Will sagen, so einfach ist die Rechnung nicht: Hier Schulmedizin und gut, da Heilpraktiker und das Grauen. Das hängt auch damit zusammen, dass der Mensch nun mal mehr darstellt, als er zu sein scheint und das Leben mehr ist, als nur, was man sehen, kontrollieren, gewichten kann. Statt Scheuklappen wünschte ich mir ein Gespräch zwischen den Berufsgruppen mit den verschiedenen Zugängen zum menschlichen Leben, um dieses Lebens willen! Und, ja, auch, um des Stopps der Ressourcenvergeudung willen, die wir aus ideologischen Gründen so bereitwillig auf uns nehmen.

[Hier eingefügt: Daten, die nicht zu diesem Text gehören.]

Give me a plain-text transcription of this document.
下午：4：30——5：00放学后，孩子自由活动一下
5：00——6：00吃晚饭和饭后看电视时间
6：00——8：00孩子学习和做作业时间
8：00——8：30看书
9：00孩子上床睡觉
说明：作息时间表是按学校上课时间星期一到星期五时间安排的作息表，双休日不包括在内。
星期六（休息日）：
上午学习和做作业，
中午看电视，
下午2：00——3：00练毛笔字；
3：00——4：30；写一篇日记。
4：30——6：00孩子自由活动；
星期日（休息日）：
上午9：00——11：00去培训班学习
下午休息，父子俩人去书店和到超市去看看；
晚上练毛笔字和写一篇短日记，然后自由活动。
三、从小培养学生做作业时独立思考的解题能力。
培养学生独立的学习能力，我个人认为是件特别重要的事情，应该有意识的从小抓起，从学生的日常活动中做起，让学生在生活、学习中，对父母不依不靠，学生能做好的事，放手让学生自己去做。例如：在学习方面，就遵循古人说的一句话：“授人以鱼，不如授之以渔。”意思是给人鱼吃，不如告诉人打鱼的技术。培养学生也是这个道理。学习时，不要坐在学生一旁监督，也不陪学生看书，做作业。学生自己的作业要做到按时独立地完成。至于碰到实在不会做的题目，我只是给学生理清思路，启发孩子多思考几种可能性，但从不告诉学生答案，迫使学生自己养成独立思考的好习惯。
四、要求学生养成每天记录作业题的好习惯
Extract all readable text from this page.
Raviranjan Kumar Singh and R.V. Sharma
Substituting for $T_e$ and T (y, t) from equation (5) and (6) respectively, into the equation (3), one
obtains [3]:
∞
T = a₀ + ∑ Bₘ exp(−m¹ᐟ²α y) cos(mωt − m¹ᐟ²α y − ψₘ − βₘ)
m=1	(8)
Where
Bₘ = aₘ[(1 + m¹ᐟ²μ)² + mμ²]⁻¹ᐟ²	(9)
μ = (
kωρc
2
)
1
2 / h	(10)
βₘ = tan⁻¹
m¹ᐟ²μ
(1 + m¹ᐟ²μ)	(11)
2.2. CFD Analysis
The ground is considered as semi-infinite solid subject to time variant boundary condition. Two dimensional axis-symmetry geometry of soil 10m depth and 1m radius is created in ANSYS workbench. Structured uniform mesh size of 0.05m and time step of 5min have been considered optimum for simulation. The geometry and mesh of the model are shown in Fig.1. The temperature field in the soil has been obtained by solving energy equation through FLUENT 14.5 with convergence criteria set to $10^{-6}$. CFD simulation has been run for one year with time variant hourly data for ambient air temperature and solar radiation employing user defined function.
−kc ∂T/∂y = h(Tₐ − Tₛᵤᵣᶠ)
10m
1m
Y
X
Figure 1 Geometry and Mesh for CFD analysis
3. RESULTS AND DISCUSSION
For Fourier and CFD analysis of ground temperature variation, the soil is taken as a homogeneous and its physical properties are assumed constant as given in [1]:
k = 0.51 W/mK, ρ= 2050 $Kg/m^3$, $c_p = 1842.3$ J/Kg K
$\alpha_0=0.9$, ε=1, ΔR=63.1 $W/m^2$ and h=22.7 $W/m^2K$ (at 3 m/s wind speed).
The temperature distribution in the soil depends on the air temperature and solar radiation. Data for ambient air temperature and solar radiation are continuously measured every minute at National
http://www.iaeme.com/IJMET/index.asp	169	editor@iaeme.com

Schulmedizin und Naturwissenschaftliche Forschung sind wunderbare Werkzeuge, wenn sie Werkzeug bleiben und nicht zur ideologischen Keule hochgerüstet werden. Deutschland verblödet nur dann, wenn der menschliche Geist auf die Erkenntnis allein aus Naturwissenschaft zusammengepfercht wird. Wer auf dem Feld nur die Nutzpflanzen als berechtigt wachsend sieht, dem entgeht, dass auf den bunten, von Wildblumen durchsetzten Feldern nicht nur die Ästhetik Jubelfeste feiert, sondern ganz praktisch viele Lebewesen ihr Auskommen finden und damit ein unendlich reicheres Leben ermöglichen. Diversität ist eine Begleiterscheinung des Mühens um Konsens.